Saddled as I was with my beeper, I did what I could to avoid actually picking up the phone. I would carry around a few ROLLS of Quarters: a reminder that when someone paged me, I was supposed to call them back. Most of my paging, however, was sending numerical messages to my Golf Buddies (I was always there for a good TEE Time)
Our Pagers were all Black...it had that official look to it. We were so very cool. This number-to-word conversion we became addicted to will probably go down as only a very minor footnote in turn-of-this-century communication, but, for kids who’d never known from text messaging and hardly used email, the idea that I could send my friends any kind of message and they'd get it instantly—that was pretty darn huge.
Some of our codes were super private so I can’t share them, but others were standard: 411 for information, 911 for emergency, 143 to symbolized the number of letters in each word of the phrase “I love you.”
There was also an accepted system of sending numbers so that, when written together, looked vaguely like letters.

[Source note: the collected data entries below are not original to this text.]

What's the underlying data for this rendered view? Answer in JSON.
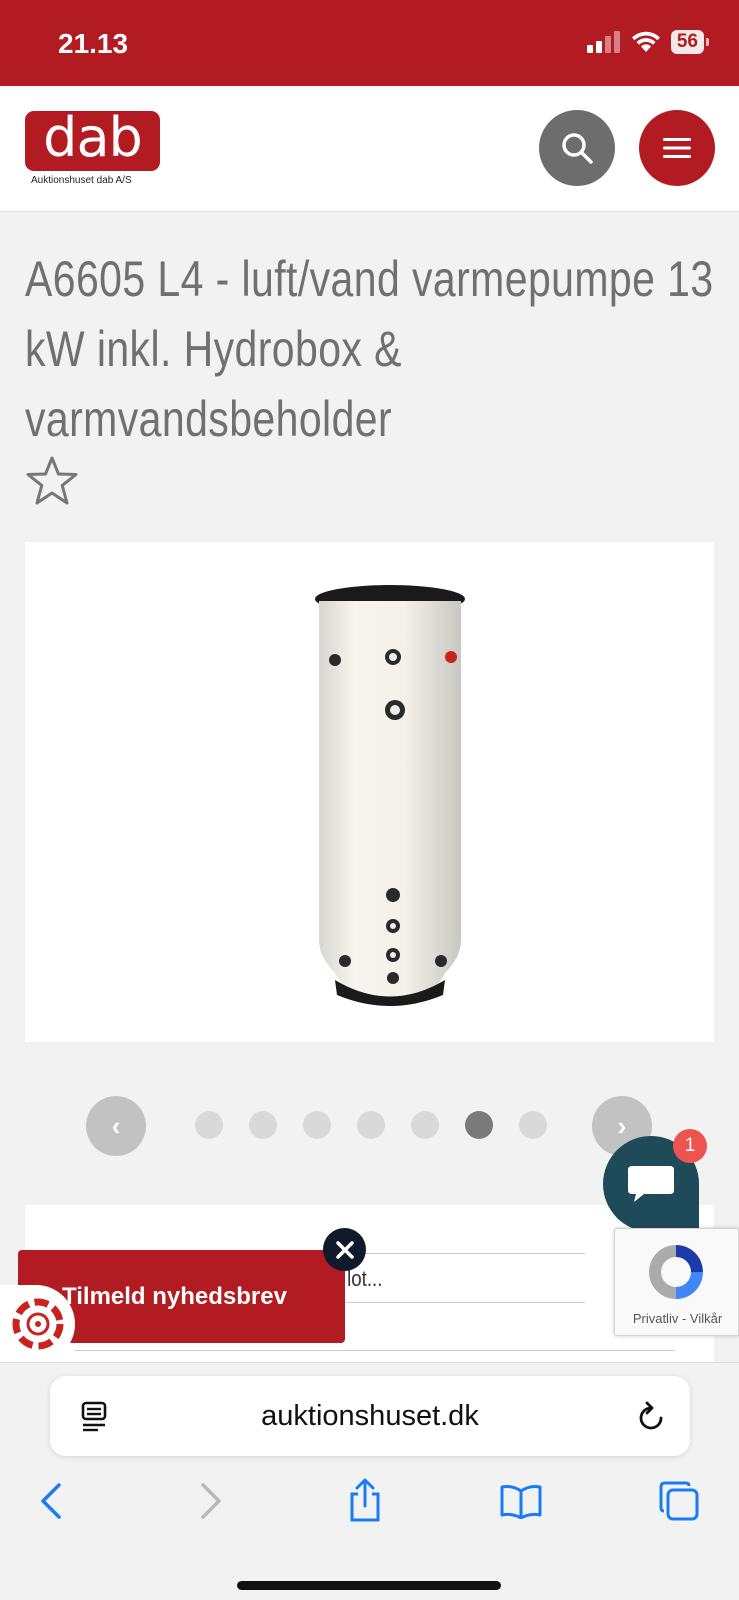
{
  "status_bar": {
    "time": "21.13",
    "battery": "56",
    "bar_color": "#b31b22"
  },
  "header": {
    "logo_text": "dab",
    "logo_subtitle": "Auktionshuset dab A/S",
    "search_icon": "search-icon",
    "menu_icon": "hamburger-menu-icon",
    "brand_color": "#b31b22"
  },
  "lot": {
    "title": "A6605 L4 - luft/vand varmepumpe 13 kW inkl. Hydrobox & varmvandsbeholder",
    "favorite_icon": "star-outline-icon"
  },
  "carousel": {
    "prev_label": "‹",
    "next_label": "›",
    "slide_count": 7,
    "active_index": 5
  },
  "lot_search": {
    "placeholder_partial": "efter lot..."
  },
  "newsletter": {
    "label": "Tilmeld nyhedsbrev",
    "close_icon": "close-icon"
  },
  "chat": {
    "badge_count": "1",
    "icon": "chat-bubble-icon"
  },
  "recaptcha": {
    "links": "Privatliv - Vilkår"
  },
  "browser": {
    "url": "auktionshuset.dk",
    "reader_icon": "reader-mode-icon",
    "reload_icon": "reload-icon",
    "toolbar_icons": [
      "back-icon",
      "forward-icon",
      "share-icon",
      "bookmarks-icon",
      "tabs-icon"
    ]
  }
}
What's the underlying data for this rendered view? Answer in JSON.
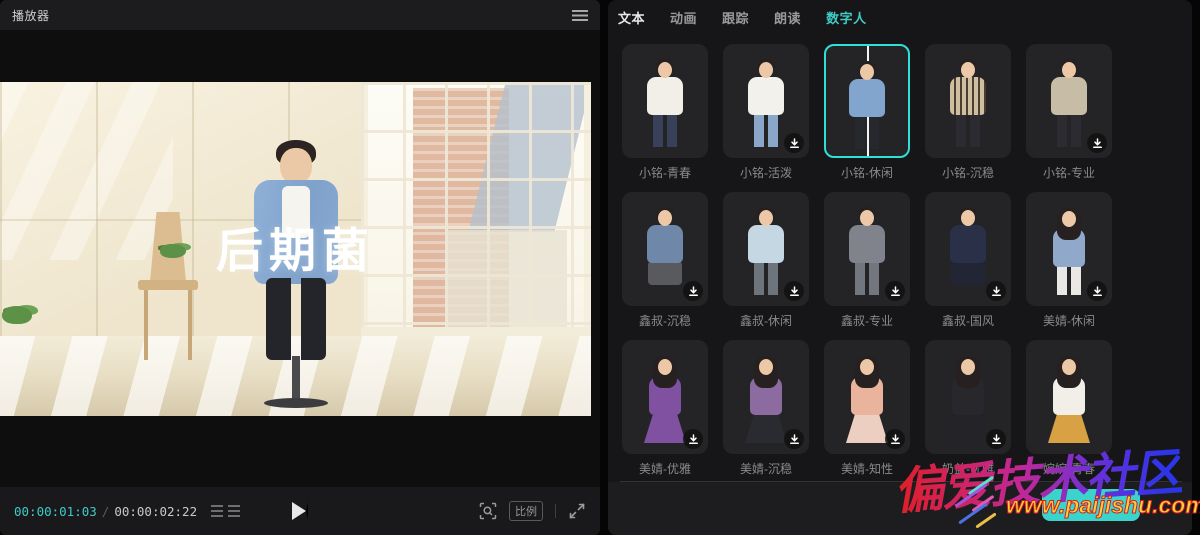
{
  "player": {
    "title": "播放器",
    "video_overlay_text": "后期菌",
    "transport": {
      "current_time": "00:00:01:03",
      "separator": "/",
      "duration": "00:00:02:22"
    },
    "ratio_label": "比例"
  },
  "inspector": {
    "tabs": [
      {
        "label": "文本",
        "state": "bright"
      },
      {
        "label": "动画",
        "state": "normal"
      },
      {
        "label": "跟踪",
        "state": "normal"
      },
      {
        "label": "朗读",
        "state": "normal"
      },
      {
        "label": "数字人",
        "state": "active"
      }
    ],
    "avatars": [
      {
        "label": "小铭-青春",
        "selected": false,
        "download": false,
        "style": "stand",
        "hair": "short",
        "stripe": false,
        "top": "#f1efe8",
        "bottom": "#39415a"
      },
      {
        "label": "小铭-活泼",
        "selected": false,
        "download": true,
        "style": "stand",
        "hair": "short",
        "stripe": false,
        "top": "#f3f1ec",
        "bottom": "#8aa6c8"
      },
      {
        "label": "小铭-休闲",
        "selected": true,
        "download": false,
        "style": "stand",
        "hair": "short",
        "stripe": false,
        "top": "#82a5cd",
        "bottom": "#26282e"
      },
      {
        "label": "小铭-沉稳",
        "selected": false,
        "download": false,
        "style": "stand",
        "hair": "short",
        "stripe": true,
        "top": "#cdbf9f",
        "bottom": "#2b2b31"
      },
      {
        "label": "小铭-专业",
        "selected": false,
        "download": true,
        "style": "stand",
        "hair": "short",
        "stripe": false,
        "top": "#c7bda6",
        "bottom": "#2b2b31"
      },
      {
        "label": "鑫叔-沉稳",
        "selected": false,
        "download": true,
        "style": "sit",
        "hair": "short",
        "stripe": false,
        "top": "#6f88a9",
        "bottom": "#595a5e"
      },
      {
        "label": "鑫叔-休闲",
        "selected": false,
        "download": true,
        "style": "stand",
        "hair": "short",
        "stripe": false,
        "top": "#c6d7e4",
        "bottom": "#6e747b"
      },
      {
        "label": "鑫叔-专业",
        "selected": false,
        "download": true,
        "style": "stand",
        "hair": "short",
        "stripe": false,
        "top": "#80838c",
        "bottom": "#72767e"
      },
      {
        "label": "鑫叔-国风",
        "selected": false,
        "download": true,
        "style": "sit",
        "hair": "short",
        "stripe": false,
        "top": "#2a3048",
        "bottom": "#222634"
      },
      {
        "label": "美婧-休闲",
        "selected": false,
        "download": true,
        "style": "stand",
        "hair": "long",
        "stripe": false,
        "top": "#90a8ca",
        "bottom": "#eae8e4"
      },
      {
        "label": "美婧-优雅",
        "selected": false,
        "download": true,
        "style": "dress",
        "hair": "long",
        "stripe": false,
        "top": "#7f51a0",
        "bottom": "#7f51a0"
      },
      {
        "label": "美婧-沉稳",
        "selected": false,
        "download": true,
        "style": "dress",
        "hair": "long",
        "stripe": false,
        "top": "#8c6ba1",
        "bottom": "#2a2a31"
      },
      {
        "label": "美婧-知性",
        "selected": false,
        "download": true,
        "style": "dress",
        "hair": "long",
        "stripe": false,
        "top": "#e9b49b",
        "bottom": "#eccfc0"
      },
      {
        "label": "奶盖-优雅",
        "selected": false,
        "download": true,
        "style": "dress",
        "hair": "long",
        "stripe": false,
        "top": "#27272c",
        "bottom": "#232328"
      },
      {
        "label": "婉婉-青春",
        "selected": false,
        "download": false,
        "style": "dress",
        "hair": "long",
        "stripe": false,
        "top": "#f2efe9",
        "bottom": "#d8a244"
      }
    ]
  },
  "watermark": {
    "title": "偏爱技术社区",
    "url": "www.paijishu.com"
  },
  "colors": {
    "accent": "#3fcbc5",
    "selection_border": "#2ee0d8",
    "time_current": "#3fcbc5"
  },
  "icons": {
    "menu": "hamburger",
    "play": "triangle",
    "frames": "stacked-rows",
    "preview_focus": "magnifier-brackets",
    "fullscreen": "expand-arrows",
    "download": "arrow-down-to-line"
  }
}
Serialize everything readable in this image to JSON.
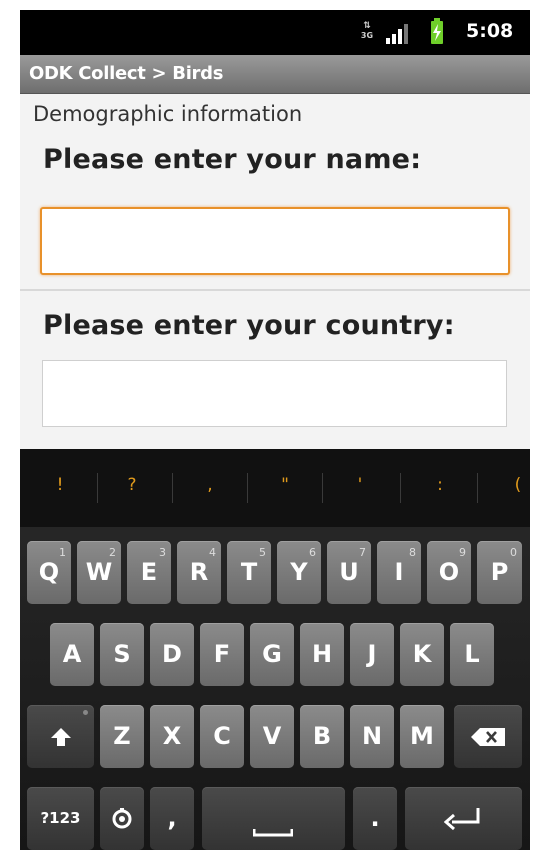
{
  "status_bar": {
    "network": "3G",
    "time": "5:08"
  },
  "app": {
    "title": "ODK Collect > Birds"
  },
  "form": {
    "group_label": "Demographic information",
    "questions": [
      {
        "label": "Please enter your name:",
        "value": ""
      },
      {
        "label": "Please enter your country:",
        "value": ""
      }
    ]
  },
  "keyboard": {
    "suggestions": [
      "!",
      "?",
      ",",
      "\"",
      "'",
      ":",
      "("
    ],
    "row1": [
      {
        "label": "Q",
        "sub": "1"
      },
      {
        "label": "W",
        "sub": "2"
      },
      {
        "label": "E",
        "sub": "3"
      },
      {
        "label": "R",
        "sub": "4"
      },
      {
        "label": "T",
        "sub": "5"
      },
      {
        "label": "Y",
        "sub": "6"
      },
      {
        "label": "U",
        "sub": "7"
      },
      {
        "label": "I",
        "sub": "8"
      },
      {
        "label": "O",
        "sub": "9"
      },
      {
        "label": "P",
        "sub": "0"
      }
    ],
    "row2": [
      "A",
      "S",
      "D",
      "F",
      "G",
      "H",
      "J",
      "K",
      "L"
    ],
    "row3": [
      "Z",
      "X",
      "C",
      "V",
      "B",
      "N",
      "M"
    ],
    "sym_label": "?123",
    "comma_label": ",",
    "period_label": ".",
    "icons": {
      "shift": "shift-arrow-icon",
      "backspace": "backspace-icon",
      "settings": "settings-icon",
      "space": "space-bar-icon",
      "enter": "enter-return-icon",
      "battery": "battery-charging-icon",
      "signal": "signal-strength-icon"
    }
  }
}
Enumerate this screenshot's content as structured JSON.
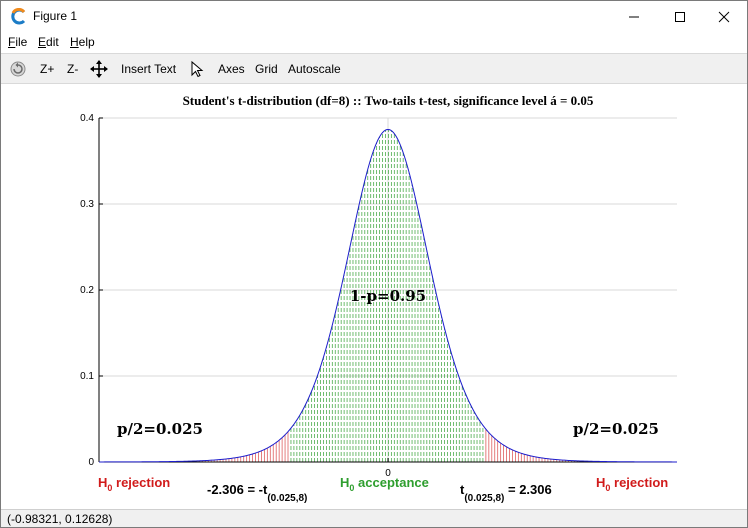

We’d grown up getting adults to spell “BOOBLESS” on calculators by typing in the elements of a story about Dolly Parton and then holding the calculator upside down. (Her bra size was 69 and that was 2, 2, 2 big. So, she took 51 diet pills and went to see Dr. X eight times. Now she’s… 55378008.) From there, it was an easy jump to many other words. Hello was 07734. That was one of the easiest one. We said “Hello” a lot. There were so many, it became necessary to have beeper-code dictionaries, or at least, a basic decoder.
Today...we text with our cell phones. I go online with the darn thing and I call friends up whenever I just want to talk instead of messaging people....but I sure do miss the old days when the Pager was the "IN" thing. The simplicity of it all made things fun and adventurous.